A primary should decide state presidential choices

Published 10:24 am Tuesday, April 5, 2016

Pacific County Democrats — or a small sub-set of them anyway — partook of the quaint ritual of caucusing last month. Though some local citizens also will participate in the May 24 Presidential Primary Election, on the Democratic side that vote will count no more than voting in an online opinion survey.

Something like 1 percent of eligible Washington state voters typically participate in the caucus, which is how delegates pledged to specific candidates are chosen to attend the next phase of the Democratic Party’s presidential-selection process.

A useful commentary in the internet publication Grist (tinyurl.com/GristOnCaucuses) points out some of the fundamental flaws and unfairness of the caucus system in Washington and 11 other states.

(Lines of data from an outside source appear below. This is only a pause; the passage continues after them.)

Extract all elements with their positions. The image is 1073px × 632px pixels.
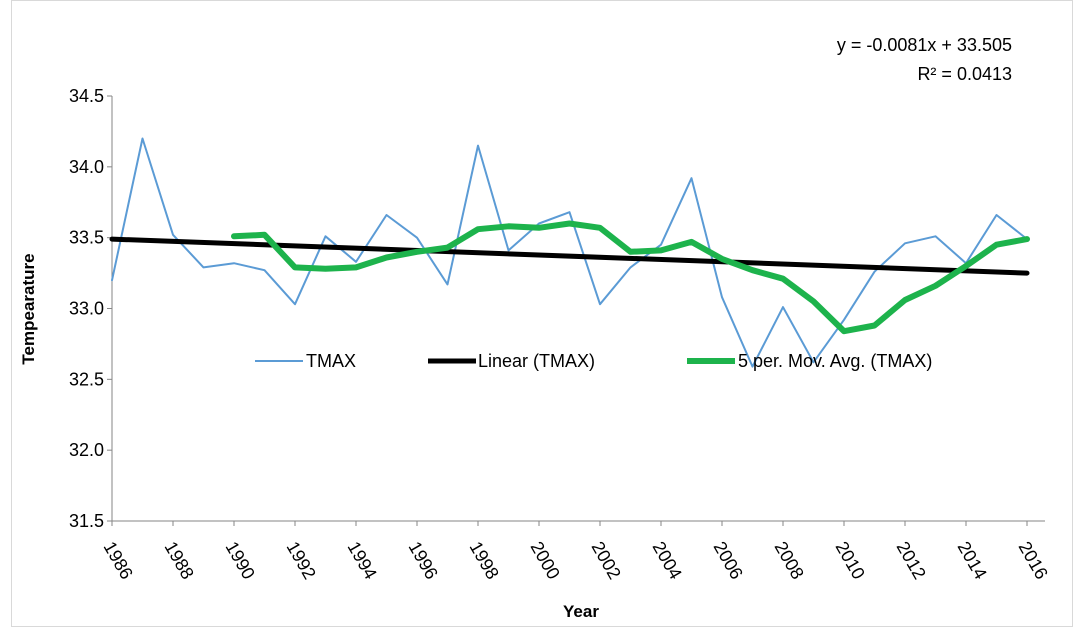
series-line-linear-trend [109,236,1030,276]
trendline-equation: y = -0.0081x + 33.505 [837,35,1012,55]
series-line-tmax [111,137,1028,368]
y-tick-label: 34.0 [69,157,104,177]
y-tick-label: 31.5 [69,511,104,531]
legend-label-moving-average: 5 per. Mov. Avg. (TMAX) [738,351,932,371]
trendline-r-squared: R² = 0.0413 [917,64,1012,84]
y-axis-title: Tempearature [19,253,38,364]
y-tick-label: 33.5 [69,228,104,248]
trendline-annotation: y = -0.0081x + 33.505 R² = 0.0413 [837,35,1012,84]
legend-label-tmax: TMAX [306,351,356,371]
legend: TMAX Linear (TMAX) 5 per. Mov. Avg. (TMA… [255,351,932,371]
y-tick-label: 33.0 [69,299,104,319]
chart-border [11,0,1073,627]
y-tick-label: 32.5 [69,369,104,389]
y-tick-label: 34.5 [69,86,104,106]
x-axis-title: Year [563,602,599,621]
legend-label-linear: Linear (TMAX) [478,351,595,371]
series-line-moving-average [231,220,1030,335]
y-tick-label: 32.0 [69,440,104,460]
series [109,137,1030,368]
y-tick-labels: 31.5 32.0 32.5 33.0 33.5 34.0 34.5 [69,86,112,531]
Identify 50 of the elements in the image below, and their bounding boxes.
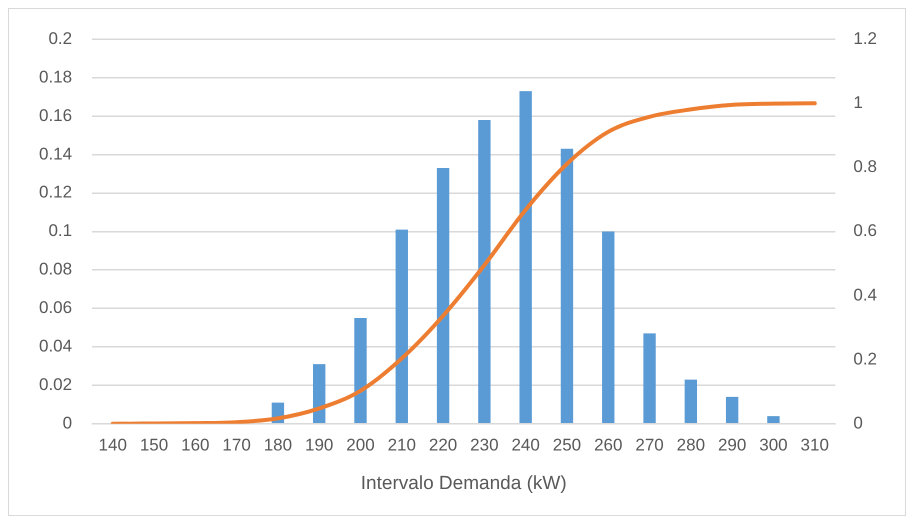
y-tick-label: 0.02 [38, 375, 72, 394]
y2-tick-label: 0.6 [853, 221, 878, 240]
y2-tick-label: 0 [853, 413, 863, 432]
y-tick-label: 0.1 [48, 221, 72, 240]
bar [602, 232, 614, 424]
x-tick-label: 160 [181, 436, 210, 455]
x-tick-label: 220 [428, 436, 458, 455]
y-tick-label: 0.2 [48, 28, 72, 48]
y-tick-label: 0.04 [38, 336, 72, 356]
x-tick-label: 150 [140, 436, 168, 455]
bar [436, 168, 450, 424]
x-tick-label: 300 [759, 436, 788, 455]
x-axis-title: Intervalo Demanda (kW) [360, 472, 567, 494]
y2-tick-label: 1 [853, 92, 863, 112]
bar [354, 318, 367, 424]
y-tick-label: 0.16 [38, 106, 72, 125]
x-tick-label: 140 [98, 436, 127, 455]
x-tick-label: 250 [552, 436, 582, 455]
y2-tick-label: 0.2 [853, 349, 878, 368]
x-tick-label: 310 [800, 436, 829, 455]
x-tick-label: 170 [222, 436, 251, 455]
line-series [110, 101, 817, 424]
y-tick-label: 0.18 [38, 67, 72, 86]
y-tick-label: 0.12 [38, 182, 72, 202]
x-tick-label: 190 [305, 436, 334, 455]
x-tick-label: 290 [718, 436, 746, 455]
bar [519, 91, 532, 424]
x-tick-label: 280 [676, 436, 706, 455]
y-tick-label: 0.14 [38, 144, 72, 164]
y2-tick-label: 1.2 [853, 28, 878, 48]
x-tick-label: 260 [594, 436, 622, 455]
bar [313, 364, 326, 424]
bar [560, 148, 574, 424]
x-tick-label: 230 [470, 436, 499, 455]
y-tick-label: 0 [62, 413, 72, 432]
y-tick-label: 0.08 [38, 260, 72, 279]
bar [767, 416, 780, 424]
bar [643, 333, 656, 424]
x-tick-label: 270 [635, 436, 664, 455]
y2-tick-label: 0.4 [853, 285, 878, 304]
x-tick-label: 240 [511, 436, 540, 455]
bar [684, 380, 698, 424]
bar [726, 396, 738, 424]
y2-tick-label: 0.8 [853, 157, 878, 176]
x-tick-label: 210 [388, 436, 416, 455]
y-tick-label: 0.06 [38, 298, 72, 318]
x-tick-label: 180 [264, 436, 292, 455]
x-tick-label: 200 [346, 436, 375, 455]
bar [478, 120, 491, 424]
bar [396, 230, 408, 424]
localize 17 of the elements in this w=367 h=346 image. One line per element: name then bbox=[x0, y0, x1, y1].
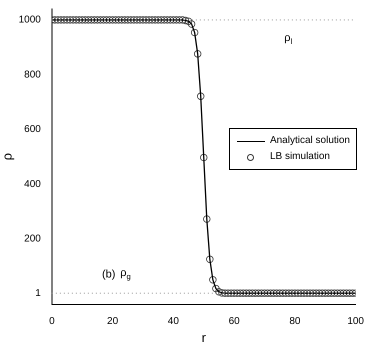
x-tick-label: 40 bbox=[168, 316, 180, 328]
y-tick-label: 400 bbox=[24, 178, 42, 190]
x-axis-title: r bbox=[202, 330, 207, 345]
annotation: (b) bbox=[102, 268, 116, 280]
x-tick-label: 100 bbox=[347, 316, 364, 328]
y-tick-label: 800 bbox=[24, 69, 42, 80]
legend-label: LB simulation bbox=[270, 150, 330, 164]
y-tick-label: 200 bbox=[24, 234, 42, 245]
x-tick-label: 20 bbox=[107, 316, 119, 328]
y-axis-title: ρ bbox=[0, 152, 14, 160]
y-tick-label: 1000 bbox=[18, 14, 42, 26]
x-tick-label: 80 bbox=[289, 316, 301, 328]
y-tick-label: 1 bbox=[35, 288, 42, 299]
y-tick-label: 600 bbox=[24, 124, 42, 136]
x-tick-label: 0 bbox=[49, 316, 56, 328]
legend-label: Analytical solution bbox=[270, 134, 350, 148]
x-tick-label: 60 bbox=[228, 316, 240, 328]
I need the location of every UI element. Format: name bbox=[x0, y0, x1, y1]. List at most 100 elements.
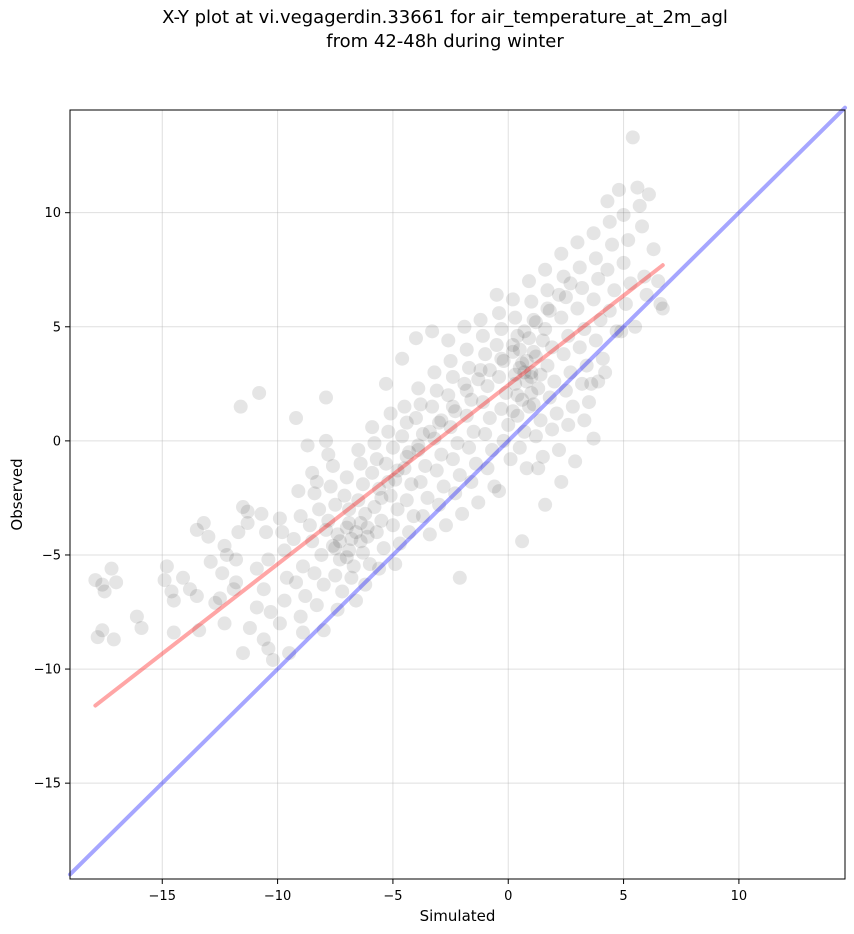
data-point bbox=[189, 589, 204, 604]
data-point bbox=[415, 509, 430, 524]
data-point bbox=[425, 324, 440, 339]
data-point bbox=[432, 415, 447, 430]
data-point bbox=[554, 310, 569, 325]
data-point bbox=[233, 399, 248, 414]
data-point bbox=[305, 465, 320, 480]
data-point bbox=[471, 495, 486, 510]
x-tick-label: 5 bbox=[619, 889, 627, 904]
data-point bbox=[558, 383, 573, 398]
data-point bbox=[381, 424, 396, 439]
data-point bbox=[517, 324, 532, 339]
data-point bbox=[229, 575, 244, 590]
data-point bbox=[563, 276, 578, 291]
data-point bbox=[196, 516, 211, 531]
data-point bbox=[259, 525, 274, 540]
data-point bbox=[487, 479, 502, 494]
data-point bbox=[556, 269, 571, 284]
data-point bbox=[588, 333, 603, 348]
data-point bbox=[441, 333, 456, 348]
data-point bbox=[616, 207, 631, 222]
data-point bbox=[496, 433, 511, 448]
x-tick-label: 10 bbox=[731, 889, 748, 904]
data-point bbox=[369, 525, 384, 540]
data-point bbox=[586, 292, 601, 307]
data-point bbox=[422, 424, 437, 439]
data-point bbox=[524, 369, 539, 384]
data-point bbox=[443, 354, 458, 369]
data-point bbox=[272, 511, 287, 526]
data-point bbox=[337, 488, 352, 503]
data-point bbox=[367, 500, 382, 515]
data-point bbox=[614, 324, 629, 339]
data-point bbox=[388, 557, 403, 572]
data-point bbox=[344, 531, 359, 546]
data-point bbox=[535, 333, 550, 348]
data-point bbox=[464, 392, 479, 407]
data-point bbox=[623, 276, 638, 291]
data-point bbox=[342, 502, 357, 517]
data-point bbox=[369, 452, 384, 467]
data-point bbox=[291, 484, 306, 499]
data-point bbox=[109, 575, 124, 590]
data-point bbox=[492, 484, 507, 499]
data-point bbox=[378, 376, 393, 391]
data-point bbox=[462, 360, 477, 375]
data-point bbox=[208, 595, 223, 610]
data-point bbox=[478, 427, 493, 442]
data-point bbox=[166, 625, 181, 640]
data-point bbox=[328, 497, 343, 512]
data-point bbox=[201, 529, 216, 544]
data-point bbox=[129, 609, 144, 624]
data-point bbox=[519, 354, 534, 369]
identity-line bbox=[68, 105, 847, 877]
data-point bbox=[445, 369, 460, 384]
data-point bbox=[575, 376, 590, 391]
data-point bbox=[418, 458, 433, 473]
data-point bbox=[390, 502, 405, 517]
data-point bbox=[272, 616, 287, 631]
data-point bbox=[510, 388, 525, 403]
x-tick-label: −15 bbox=[149, 889, 176, 904]
data-point bbox=[545, 422, 560, 437]
data-point bbox=[189, 522, 204, 537]
data-point bbox=[501, 417, 516, 432]
data-point bbox=[235, 500, 250, 515]
data-point bbox=[88, 573, 103, 588]
data-point bbox=[360, 520, 375, 535]
data-point bbox=[295, 559, 310, 574]
fit-lines bbox=[68, 105, 847, 877]
y-axis-label: Observed bbox=[8, 458, 26, 530]
data-point bbox=[494, 401, 509, 416]
data-point bbox=[545, 340, 560, 355]
data-point bbox=[540, 358, 555, 373]
data-point bbox=[517, 424, 532, 439]
data-point bbox=[330, 527, 345, 542]
data-point bbox=[381, 474, 396, 489]
data-point bbox=[533, 413, 548, 428]
data-point bbox=[335, 584, 350, 599]
data-point bbox=[455, 506, 470, 521]
data-point bbox=[584, 376, 599, 391]
data-point bbox=[593, 312, 608, 327]
data-point bbox=[429, 383, 444, 398]
data-point bbox=[549, 406, 564, 421]
data-point bbox=[468, 456, 483, 471]
data-point bbox=[399, 493, 414, 508]
data-point bbox=[526, 312, 541, 327]
data-point bbox=[452, 570, 467, 585]
data-point bbox=[528, 349, 543, 364]
data-point bbox=[235, 646, 250, 661]
data-point bbox=[321, 447, 336, 462]
data-point bbox=[651, 274, 666, 289]
data-point bbox=[316, 577, 331, 592]
data-point bbox=[480, 379, 495, 394]
data-point bbox=[355, 545, 370, 560]
data-point bbox=[586, 431, 601, 446]
data-point bbox=[625, 130, 640, 145]
data-point bbox=[505, 404, 520, 419]
data-point bbox=[344, 570, 359, 585]
data-point bbox=[399, 449, 414, 464]
data-point bbox=[498, 385, 513, 400]
data-point bbox=[95, 577, 110, 592]
data-point bbox=[176, 570, 191, 585]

At its roots, in a normal year the caucus is a process designed to keep people out rather than bring them in. This year, progressive voters interested in Bernie Sanders clearly triumphed over party orthodoxy.

In general, caucuses remain one reason why American politics have gravitated away from the idealogical middle ground. “Even after accounting for many other factors, caucus attenders were more ideologically extreme than primary voters,” wrote Brigham Young University political scientists Christopher Karpowitz and Jeremy C. Pope in a 2014 Washington Post editorial quoted by Grist.

Washington’s Democratic Party has been highly resistant to allocating presidential convention delegates via the far easier and more democratic primary-election process. Republicans have dragged their heels, too, but this year the GOP is partly using voter preferences from the primary to weigh presidential options.

The American political process benefits when the entire range of voter preferences are included, not merely those who are so passionate as to be willing to sacrifice a spring Saturday. State Democrats should become more democratic by shifting away from caucuses.